The implications of utilizing non-probative transfers, such as Beneficiary Deeds and POD/TOD designations, can be tricky to understand when preparing a Will.
Rule #1: Wills have no control over assets transferred by Beneficiary Deed or TOD
A common scenario: a client wants to avoid probate, so they apply “non-probative transfers” to their assets. By non-probative transfer, I am referring to using a TOD (transfer-on-death designation) on a bank or financial account or creating a Beneficiary Deed, in the case of a home.
However, issues arise when the client then wants to include more detailed instructions, or list contingent beneficiaries for these assets, in their Will.
It is important to realize that these mechanisms are entirely independent of each other. Essentially, your Will does not have “jurisdiction” over real estate that is being transferred via Beneficiary Deed or any assets that have a TOD (or POD “payable-on-death) designee.
Rule #2: Non-probative transfers “outrank” any instructions given in a Will.
What happens if someone gives instructions for real estate that is under a Beneficiary Deeded in their Will?
Upon the grantor’s death, the Beneficiary Deed would control. Any instructions in the Will would be ineffective.
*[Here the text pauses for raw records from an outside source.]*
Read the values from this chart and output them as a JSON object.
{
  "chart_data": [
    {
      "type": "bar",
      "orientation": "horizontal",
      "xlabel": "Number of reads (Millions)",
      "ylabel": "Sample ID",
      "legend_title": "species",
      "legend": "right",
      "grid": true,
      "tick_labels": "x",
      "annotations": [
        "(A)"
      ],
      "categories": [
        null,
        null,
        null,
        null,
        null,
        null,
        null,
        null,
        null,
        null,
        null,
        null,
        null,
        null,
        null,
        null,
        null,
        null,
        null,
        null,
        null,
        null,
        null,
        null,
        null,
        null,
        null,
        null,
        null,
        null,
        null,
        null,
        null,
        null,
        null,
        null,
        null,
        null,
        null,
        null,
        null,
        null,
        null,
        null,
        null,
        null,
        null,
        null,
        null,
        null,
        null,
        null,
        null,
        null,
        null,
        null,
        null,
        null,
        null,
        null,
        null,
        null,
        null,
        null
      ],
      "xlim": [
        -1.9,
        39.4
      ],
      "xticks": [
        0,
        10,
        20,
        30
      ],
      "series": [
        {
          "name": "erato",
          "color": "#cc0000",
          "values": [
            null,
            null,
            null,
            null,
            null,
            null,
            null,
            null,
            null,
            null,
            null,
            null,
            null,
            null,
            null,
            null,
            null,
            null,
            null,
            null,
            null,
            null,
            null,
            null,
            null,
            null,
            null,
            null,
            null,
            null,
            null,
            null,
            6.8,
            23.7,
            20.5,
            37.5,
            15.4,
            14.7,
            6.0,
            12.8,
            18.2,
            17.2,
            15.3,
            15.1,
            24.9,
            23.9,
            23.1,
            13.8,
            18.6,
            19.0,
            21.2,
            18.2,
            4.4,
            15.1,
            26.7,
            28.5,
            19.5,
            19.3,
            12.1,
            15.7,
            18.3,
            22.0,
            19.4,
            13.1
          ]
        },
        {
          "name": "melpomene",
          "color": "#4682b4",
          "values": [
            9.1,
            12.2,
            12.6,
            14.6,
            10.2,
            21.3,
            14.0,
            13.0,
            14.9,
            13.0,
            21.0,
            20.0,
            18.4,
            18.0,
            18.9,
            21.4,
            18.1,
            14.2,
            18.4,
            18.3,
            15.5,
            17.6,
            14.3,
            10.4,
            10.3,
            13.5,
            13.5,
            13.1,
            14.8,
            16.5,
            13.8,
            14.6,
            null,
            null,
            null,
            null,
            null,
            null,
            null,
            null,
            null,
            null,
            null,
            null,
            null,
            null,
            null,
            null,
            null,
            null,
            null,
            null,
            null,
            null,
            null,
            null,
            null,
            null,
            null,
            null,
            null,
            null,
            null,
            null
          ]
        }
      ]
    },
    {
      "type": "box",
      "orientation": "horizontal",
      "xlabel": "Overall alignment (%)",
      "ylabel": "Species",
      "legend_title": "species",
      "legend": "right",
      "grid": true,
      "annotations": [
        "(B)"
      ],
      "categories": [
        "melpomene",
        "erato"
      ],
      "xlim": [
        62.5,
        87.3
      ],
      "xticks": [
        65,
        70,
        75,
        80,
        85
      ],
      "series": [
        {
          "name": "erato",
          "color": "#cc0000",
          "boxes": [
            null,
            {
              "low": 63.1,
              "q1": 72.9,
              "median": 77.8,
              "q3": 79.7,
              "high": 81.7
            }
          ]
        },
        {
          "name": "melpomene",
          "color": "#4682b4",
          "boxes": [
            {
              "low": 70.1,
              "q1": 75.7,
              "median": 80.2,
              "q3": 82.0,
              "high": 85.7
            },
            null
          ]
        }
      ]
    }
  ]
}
Likewise, any additional or contingent beneficiaries named, would have no claim to the real estate.
What happens if someone has a TOD/POD on a bank account, but provides instructions for that money in their Will?
Unfortunately, those instructions would be meaningless. Upon the death of the account owner, whomever is listed as the TOD/POD would receive the entire sum of the account.
If you want to both avoid probate and exercise a high level of control over your assets—typically, a trust is the best solution. However, everyone’s situation is unique. Ultimately, the best way to address these issues is to get personalized advice from an experienced, estate planning attorney.